In contrast to value leadership which focuses on the metrics of credentials, performance and compensation, career differentiation addresses talent issues in a career prism. An organization subscribing to career differentiation strategy takes a holistic and long term view of career development of individuals as opposed to short run talent-results match. In India, Tata Group, Hindustan Unilever, ITC, L&T and a few other firms have a track record of building careers, right from the induction stage of talented youngsters. Rotating people through a number of challenging assignments in different functions, businesses and sites, such companies provide long term careers as opposed to day-to-day jobs to aspirants. It is interesting that the governments, especially the Indian Administrative Service (IAS) followed career diversification as a competitive talent strategy.

Career differentiation addresses the five competitive talent forces in a manner different from leadership. While not ignoring the importance of compensation, career differentiation focuses on other motivators such as professional empowerment, responsibility with accountability, diversified experience and leadership opportunity to inspire individuals. Career differentiation helps in a virtuous iterative cycle of fulfillment and actualization, building strong roots and loyalty between the individuals and the corporation. Over time, such companies get known as differentiated employers where careers are made rather than jobs executed. Needless to say, career differentiation works best when the corporation has a sustainable growth agenda. Career differentiation works the best when employees and the organizational ecosystem consider long term sustainable growth as being more important than short term spikes in performance.
Niche competency
Niche competency as a generic talent strategy works best when firms are highly specialized in terms of business domain. Firms specializing in drug discovery, design and development, and contract manufacture as well as research oriented higher education institutions and such other highly focused activities rely on pools of experts who can deliver on the needed goals. A standalone design studio, for example, will be quite distinctive compared to a research department located in a larger integrated company. Generic talent strategy of niche competency looks for a rare fusion of innovation with a highly homogenized talent. A design house, for example, would have doctorates in science and engineering as reflective of homogenization but each is expected to be highly innovative, breaking new ground each time.

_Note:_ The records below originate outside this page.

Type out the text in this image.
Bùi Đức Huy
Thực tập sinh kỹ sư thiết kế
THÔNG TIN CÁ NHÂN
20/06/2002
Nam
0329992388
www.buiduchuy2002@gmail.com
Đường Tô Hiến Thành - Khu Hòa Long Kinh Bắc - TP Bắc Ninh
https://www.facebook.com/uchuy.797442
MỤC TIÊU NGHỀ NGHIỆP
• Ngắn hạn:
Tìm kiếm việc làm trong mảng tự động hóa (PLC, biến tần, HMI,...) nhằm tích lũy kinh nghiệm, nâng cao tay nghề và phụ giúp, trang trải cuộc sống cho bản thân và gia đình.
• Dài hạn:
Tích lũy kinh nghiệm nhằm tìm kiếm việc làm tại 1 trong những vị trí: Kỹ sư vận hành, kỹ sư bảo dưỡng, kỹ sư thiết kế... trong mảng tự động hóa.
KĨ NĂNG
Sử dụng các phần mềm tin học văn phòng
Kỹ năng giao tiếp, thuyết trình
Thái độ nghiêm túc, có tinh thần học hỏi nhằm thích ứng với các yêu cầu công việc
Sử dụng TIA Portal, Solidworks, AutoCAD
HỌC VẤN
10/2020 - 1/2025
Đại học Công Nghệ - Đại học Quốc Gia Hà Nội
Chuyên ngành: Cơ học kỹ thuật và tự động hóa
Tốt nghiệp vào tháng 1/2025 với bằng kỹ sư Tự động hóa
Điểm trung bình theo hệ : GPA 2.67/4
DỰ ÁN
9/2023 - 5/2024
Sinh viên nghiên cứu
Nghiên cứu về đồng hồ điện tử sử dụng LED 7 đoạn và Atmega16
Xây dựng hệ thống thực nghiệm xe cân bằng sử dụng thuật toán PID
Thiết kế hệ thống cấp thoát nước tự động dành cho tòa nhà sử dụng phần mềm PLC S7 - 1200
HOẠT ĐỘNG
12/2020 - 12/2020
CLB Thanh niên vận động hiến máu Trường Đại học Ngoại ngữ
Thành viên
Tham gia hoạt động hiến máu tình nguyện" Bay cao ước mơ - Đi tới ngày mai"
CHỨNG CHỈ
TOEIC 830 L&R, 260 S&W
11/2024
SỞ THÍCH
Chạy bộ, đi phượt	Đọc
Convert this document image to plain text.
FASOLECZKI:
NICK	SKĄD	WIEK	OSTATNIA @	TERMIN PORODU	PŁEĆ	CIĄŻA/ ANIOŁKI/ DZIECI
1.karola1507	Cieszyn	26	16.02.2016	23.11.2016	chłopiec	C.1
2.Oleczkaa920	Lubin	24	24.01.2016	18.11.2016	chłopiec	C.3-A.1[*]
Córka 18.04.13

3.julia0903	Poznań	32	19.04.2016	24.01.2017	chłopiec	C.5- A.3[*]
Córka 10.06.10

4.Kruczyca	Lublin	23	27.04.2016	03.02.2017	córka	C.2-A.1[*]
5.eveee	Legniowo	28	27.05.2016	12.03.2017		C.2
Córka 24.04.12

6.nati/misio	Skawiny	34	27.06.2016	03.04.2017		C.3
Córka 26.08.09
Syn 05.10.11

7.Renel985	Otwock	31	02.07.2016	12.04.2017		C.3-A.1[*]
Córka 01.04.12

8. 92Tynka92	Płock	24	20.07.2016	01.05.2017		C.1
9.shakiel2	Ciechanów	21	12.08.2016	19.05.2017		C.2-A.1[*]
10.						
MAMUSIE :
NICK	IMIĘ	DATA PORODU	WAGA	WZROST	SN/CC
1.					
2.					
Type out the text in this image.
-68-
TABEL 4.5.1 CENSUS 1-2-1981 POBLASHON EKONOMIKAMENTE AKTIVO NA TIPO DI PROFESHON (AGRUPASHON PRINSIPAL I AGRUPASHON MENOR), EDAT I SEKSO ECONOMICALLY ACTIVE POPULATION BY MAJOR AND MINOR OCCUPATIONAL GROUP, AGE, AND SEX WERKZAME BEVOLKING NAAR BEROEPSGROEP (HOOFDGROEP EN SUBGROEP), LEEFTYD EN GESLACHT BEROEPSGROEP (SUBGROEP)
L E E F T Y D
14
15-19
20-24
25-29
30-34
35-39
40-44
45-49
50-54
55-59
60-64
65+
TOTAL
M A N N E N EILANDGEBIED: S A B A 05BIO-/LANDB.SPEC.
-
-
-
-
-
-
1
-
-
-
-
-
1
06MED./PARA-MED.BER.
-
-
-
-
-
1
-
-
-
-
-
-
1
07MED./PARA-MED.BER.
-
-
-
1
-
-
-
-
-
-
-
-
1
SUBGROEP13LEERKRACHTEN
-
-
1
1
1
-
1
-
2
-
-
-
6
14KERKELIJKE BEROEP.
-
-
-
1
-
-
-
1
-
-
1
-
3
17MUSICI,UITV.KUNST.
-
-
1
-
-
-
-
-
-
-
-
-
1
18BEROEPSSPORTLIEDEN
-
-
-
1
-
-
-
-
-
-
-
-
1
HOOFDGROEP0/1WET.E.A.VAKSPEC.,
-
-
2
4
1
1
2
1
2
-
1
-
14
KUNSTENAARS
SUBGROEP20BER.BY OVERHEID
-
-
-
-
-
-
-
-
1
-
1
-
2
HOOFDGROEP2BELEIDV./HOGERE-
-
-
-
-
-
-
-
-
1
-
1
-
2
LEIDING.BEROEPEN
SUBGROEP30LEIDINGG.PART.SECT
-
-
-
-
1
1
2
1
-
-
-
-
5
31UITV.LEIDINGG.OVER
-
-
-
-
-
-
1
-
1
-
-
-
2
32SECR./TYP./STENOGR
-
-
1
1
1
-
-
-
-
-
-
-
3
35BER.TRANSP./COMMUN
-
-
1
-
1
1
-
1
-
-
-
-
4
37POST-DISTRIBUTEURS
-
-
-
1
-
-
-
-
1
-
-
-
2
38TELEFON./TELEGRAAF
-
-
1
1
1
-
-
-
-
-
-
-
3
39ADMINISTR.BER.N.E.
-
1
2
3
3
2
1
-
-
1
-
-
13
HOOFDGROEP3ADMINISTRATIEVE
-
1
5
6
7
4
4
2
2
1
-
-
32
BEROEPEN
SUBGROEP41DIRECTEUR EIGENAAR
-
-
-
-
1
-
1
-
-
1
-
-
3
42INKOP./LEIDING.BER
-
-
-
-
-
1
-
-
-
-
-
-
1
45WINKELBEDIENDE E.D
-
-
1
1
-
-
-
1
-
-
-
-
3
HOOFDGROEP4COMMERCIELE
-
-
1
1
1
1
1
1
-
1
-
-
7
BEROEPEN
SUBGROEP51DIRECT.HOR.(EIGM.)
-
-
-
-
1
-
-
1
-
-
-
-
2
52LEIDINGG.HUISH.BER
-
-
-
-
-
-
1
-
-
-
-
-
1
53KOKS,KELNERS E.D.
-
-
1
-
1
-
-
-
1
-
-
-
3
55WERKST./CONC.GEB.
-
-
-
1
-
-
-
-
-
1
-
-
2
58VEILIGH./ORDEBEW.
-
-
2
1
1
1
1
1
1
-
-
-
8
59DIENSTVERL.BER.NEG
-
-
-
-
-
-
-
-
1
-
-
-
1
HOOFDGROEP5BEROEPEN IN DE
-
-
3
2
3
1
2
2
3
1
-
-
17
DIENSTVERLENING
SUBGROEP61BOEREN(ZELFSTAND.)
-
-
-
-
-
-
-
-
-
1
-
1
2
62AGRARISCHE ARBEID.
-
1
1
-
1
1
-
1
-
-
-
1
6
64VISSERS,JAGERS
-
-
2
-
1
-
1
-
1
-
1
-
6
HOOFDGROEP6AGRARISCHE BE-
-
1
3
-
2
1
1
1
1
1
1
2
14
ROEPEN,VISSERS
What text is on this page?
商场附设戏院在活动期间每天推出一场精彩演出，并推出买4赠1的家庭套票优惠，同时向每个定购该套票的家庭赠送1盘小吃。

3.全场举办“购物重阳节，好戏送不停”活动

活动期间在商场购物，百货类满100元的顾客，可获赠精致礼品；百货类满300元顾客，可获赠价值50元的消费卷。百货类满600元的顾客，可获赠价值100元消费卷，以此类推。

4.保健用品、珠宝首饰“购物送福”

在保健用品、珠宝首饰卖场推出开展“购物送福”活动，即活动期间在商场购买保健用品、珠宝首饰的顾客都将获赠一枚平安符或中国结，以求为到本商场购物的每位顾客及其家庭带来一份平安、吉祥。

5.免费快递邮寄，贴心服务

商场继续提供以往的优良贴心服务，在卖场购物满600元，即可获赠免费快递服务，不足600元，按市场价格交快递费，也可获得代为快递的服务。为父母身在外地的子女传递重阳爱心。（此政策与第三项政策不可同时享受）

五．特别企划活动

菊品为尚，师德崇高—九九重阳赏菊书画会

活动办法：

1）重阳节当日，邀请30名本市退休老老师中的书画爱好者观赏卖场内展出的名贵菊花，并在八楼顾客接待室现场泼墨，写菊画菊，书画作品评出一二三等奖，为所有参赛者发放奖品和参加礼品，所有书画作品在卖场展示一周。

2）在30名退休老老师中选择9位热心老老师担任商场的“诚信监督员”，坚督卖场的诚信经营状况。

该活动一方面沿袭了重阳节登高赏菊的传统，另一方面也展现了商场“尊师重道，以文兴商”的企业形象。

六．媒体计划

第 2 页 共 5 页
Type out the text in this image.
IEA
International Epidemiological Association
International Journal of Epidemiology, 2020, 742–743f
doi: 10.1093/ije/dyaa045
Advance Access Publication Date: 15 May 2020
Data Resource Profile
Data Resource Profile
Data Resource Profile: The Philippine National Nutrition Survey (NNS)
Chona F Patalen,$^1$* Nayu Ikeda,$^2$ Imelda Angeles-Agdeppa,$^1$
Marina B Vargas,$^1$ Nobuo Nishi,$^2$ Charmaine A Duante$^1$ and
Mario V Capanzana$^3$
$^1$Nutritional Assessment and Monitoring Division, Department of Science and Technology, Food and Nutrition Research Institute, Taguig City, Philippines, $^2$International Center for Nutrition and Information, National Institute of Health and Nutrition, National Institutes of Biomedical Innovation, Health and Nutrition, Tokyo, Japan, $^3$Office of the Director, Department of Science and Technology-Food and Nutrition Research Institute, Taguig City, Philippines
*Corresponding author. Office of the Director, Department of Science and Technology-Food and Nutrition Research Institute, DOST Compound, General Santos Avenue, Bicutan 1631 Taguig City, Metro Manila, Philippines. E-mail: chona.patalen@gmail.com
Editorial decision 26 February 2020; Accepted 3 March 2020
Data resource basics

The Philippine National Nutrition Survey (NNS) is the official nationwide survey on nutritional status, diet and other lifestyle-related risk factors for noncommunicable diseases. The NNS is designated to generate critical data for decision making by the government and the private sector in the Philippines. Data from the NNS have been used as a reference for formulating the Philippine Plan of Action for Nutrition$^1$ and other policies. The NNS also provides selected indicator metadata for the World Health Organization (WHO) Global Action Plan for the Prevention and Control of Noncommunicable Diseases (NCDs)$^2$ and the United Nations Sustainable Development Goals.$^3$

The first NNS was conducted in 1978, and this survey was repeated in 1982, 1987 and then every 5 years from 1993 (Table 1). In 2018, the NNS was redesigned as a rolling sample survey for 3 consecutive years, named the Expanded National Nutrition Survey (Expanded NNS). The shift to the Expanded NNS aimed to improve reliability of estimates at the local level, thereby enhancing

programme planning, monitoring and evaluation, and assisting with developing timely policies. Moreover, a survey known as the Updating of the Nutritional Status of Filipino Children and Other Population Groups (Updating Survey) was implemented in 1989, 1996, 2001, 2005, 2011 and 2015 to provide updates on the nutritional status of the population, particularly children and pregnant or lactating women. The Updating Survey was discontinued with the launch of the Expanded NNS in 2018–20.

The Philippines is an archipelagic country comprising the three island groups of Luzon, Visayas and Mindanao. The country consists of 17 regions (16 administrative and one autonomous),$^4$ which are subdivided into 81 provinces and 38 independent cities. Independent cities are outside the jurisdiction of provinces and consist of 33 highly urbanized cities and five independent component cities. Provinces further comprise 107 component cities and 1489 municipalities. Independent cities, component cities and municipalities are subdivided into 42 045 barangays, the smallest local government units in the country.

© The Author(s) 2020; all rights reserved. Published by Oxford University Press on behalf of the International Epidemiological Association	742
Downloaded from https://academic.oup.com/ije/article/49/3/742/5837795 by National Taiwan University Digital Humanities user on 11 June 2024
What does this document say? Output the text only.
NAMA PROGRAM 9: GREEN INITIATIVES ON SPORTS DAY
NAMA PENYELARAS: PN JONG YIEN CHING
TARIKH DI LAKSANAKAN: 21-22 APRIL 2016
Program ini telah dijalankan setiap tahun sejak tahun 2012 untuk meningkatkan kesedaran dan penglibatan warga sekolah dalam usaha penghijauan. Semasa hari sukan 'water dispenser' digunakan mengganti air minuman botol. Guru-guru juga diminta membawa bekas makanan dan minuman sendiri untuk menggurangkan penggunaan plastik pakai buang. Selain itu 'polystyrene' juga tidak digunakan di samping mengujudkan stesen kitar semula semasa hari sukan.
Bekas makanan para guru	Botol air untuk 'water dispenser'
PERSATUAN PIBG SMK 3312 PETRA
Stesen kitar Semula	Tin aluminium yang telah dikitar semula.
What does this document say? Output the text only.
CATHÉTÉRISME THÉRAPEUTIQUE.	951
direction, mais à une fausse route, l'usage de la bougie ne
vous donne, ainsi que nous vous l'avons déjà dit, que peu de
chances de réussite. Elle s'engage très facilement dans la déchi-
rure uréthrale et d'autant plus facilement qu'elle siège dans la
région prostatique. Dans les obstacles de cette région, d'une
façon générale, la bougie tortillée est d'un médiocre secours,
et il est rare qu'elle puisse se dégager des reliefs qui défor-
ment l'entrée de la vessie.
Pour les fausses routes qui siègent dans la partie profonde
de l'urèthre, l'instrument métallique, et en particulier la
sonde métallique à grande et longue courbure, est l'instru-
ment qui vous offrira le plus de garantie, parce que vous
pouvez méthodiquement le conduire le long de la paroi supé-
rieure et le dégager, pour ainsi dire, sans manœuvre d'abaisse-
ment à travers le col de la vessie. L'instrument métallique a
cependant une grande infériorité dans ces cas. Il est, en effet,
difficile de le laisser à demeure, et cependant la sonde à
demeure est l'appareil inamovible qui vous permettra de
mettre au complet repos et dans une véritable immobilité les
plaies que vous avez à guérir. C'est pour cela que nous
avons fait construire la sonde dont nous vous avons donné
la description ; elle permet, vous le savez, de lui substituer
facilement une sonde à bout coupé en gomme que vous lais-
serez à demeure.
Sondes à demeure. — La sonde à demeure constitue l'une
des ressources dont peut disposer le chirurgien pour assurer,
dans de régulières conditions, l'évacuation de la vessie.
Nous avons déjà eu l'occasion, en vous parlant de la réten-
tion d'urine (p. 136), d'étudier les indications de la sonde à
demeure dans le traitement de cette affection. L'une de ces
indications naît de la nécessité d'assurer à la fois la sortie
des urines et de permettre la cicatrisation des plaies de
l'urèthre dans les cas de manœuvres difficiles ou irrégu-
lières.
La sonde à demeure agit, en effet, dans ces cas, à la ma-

Generic competitive talent strategy addresses the five competitive forces in a unique way. First of all, the way the entire organization is designed with highly standardized yet creative talent reduces the tendency of individual bargaining power. It also addresses the other forces such as the bargaining power of service providers (as no vendor can be better than in-house talent in such niche companies) and the threat of new knowledge (as the environment of innovation fosters continuous learning and knowledge development). It also enables a moderate level of competitive intensity within the talent pool as such organizations are managed in a collegial manner. Niche competency as a strategy, however, is susceptible to poaching by competitors who may tend to replicate the model by transplanting the talent en bloc. Niche competency requires deep attachment of the individuals to their work and results just as all great scientists were wedded to their discoveries.
Talent, the core paradigm
The talent paradigm is the most critical challenge for an organization’s progress. No wonder, therefore, that the five competitive forces of talent rank almost on par with the competitive forces that influence the evolution of firms and industries. As with generic competitive strategies, generic talent strategies offer help in coping with the talent forces. Each of the three generic talent strategies, value leadership, career differentiation and niche competition has a role depending on the firm’s strategy. Each of these strategies requires proactive and front-ended investments in talent management which will be well worth the while for organizations.